Director needs to learn to let go

Movie: Mr. Jealousy

Mr. Jealousy
Length: 1 hour 43 minutes
Studio: Lions Gate Films
Release Date: 1998-07-31
Cast: Eric Stoltz, Annabella Sciorra
Director: Noah Baumbach
Screenwriter: Noah Baumbach
Music Score: Luna, Robert Een
WorkNameSort: Mr. Jealousy
Our Rating: 2.50

"Mr. Jealousy," the second feature from director Noah Baumbach ("Kicking and Screaming"), seems to have it all: interesting premise, great cast, even a soundtrack by indie-rock gods Luna. So what's the problem? I'm assuming the script must have read well to have attracted its high-calibre cast, so chalk this one up to something getting lost in the translation from page to screen.

Lester Grimm (Eric Stoltz) has had girl problems since the age of 15, a fact we learn through a gimmicky opening that unsuccessfully tries to channel Woody Allen. He's still having girl problems 15 years later. Through mutual friends, Lester meets Ramona Ray (Annabella Sciorra). She is beautiful, spirited and charmingly idiosyncratic, which explains her oh-so-wacky non-sequiturs like, "What would you do if I ran over and kicked you in the head right now?" Of course, Lester falls in love with her.

Everything is peachy between the two, until Lester becomes fixated on Ramona's past lovers, especially the best-selling author and voice-of-his-generation Dashiell Frank (Chris Eigeman). Spotting Dashiell on the street one day, Lester follows him and ends up joining his therapy group under a false name so he can learn more about his new girlfriend and not make the same mistakes.

"Mr. Jealousy" is not a bad movie, but any funny or genuine moments are ultimately bulldozed by the director's heavy-handed cinematic techniques. Most intrusive and annoying is the omniscient (and omnipresent) voiceover narration, once again proving what works for Woody Allen doesn't necessarily work for everyone. Baumbach seems to be trying to impose a novelistic significance on the film, but the voiceover undermines the fine performances and insults the audience's intelligence.

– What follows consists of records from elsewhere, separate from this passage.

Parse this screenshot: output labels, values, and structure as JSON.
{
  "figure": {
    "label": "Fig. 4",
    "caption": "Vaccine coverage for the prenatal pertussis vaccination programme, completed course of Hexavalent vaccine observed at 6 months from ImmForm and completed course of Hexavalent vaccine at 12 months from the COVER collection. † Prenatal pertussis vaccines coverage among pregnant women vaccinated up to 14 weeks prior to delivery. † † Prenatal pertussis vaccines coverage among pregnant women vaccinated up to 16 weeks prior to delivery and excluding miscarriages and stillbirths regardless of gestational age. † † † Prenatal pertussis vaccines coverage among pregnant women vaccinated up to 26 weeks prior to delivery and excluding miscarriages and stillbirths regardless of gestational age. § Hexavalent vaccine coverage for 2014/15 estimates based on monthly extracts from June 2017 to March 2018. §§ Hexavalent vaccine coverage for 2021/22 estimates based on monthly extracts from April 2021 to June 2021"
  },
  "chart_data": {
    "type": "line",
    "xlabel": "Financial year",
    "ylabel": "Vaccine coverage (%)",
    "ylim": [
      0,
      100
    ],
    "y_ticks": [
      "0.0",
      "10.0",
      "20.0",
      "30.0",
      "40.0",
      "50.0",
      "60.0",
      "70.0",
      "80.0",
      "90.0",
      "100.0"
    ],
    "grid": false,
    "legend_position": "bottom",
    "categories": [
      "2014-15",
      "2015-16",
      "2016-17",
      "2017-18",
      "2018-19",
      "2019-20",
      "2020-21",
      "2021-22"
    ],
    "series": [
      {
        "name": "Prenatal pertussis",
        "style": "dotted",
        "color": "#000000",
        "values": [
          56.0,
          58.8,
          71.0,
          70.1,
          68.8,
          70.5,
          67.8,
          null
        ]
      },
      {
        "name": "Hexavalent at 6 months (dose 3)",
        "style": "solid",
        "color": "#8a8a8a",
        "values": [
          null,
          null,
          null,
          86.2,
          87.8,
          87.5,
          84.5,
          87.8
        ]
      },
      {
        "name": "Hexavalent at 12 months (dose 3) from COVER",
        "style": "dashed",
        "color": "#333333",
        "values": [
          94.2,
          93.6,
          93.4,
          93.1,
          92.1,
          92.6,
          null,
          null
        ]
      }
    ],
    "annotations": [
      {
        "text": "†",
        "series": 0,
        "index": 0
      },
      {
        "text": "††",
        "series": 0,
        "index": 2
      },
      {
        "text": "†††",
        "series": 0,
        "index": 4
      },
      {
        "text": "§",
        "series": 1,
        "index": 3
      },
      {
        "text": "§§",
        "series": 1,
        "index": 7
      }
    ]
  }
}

There are numerous enjoyable performances from a cast that also includes Bridget Fonda, Marianne Jean-Baptiste and Peter Bogdanovich. The funniest performance belongs to Carlos Jacott as Lester's best friend Vince, who is feverishly determined to gain insight through Lester's use of his identity in group therapy.

Baumbach needs to learn to let go more and trust that good actors can carry a movie. He shows promise, however, and adopting a "less is more" approach might make this mediocre director great some day.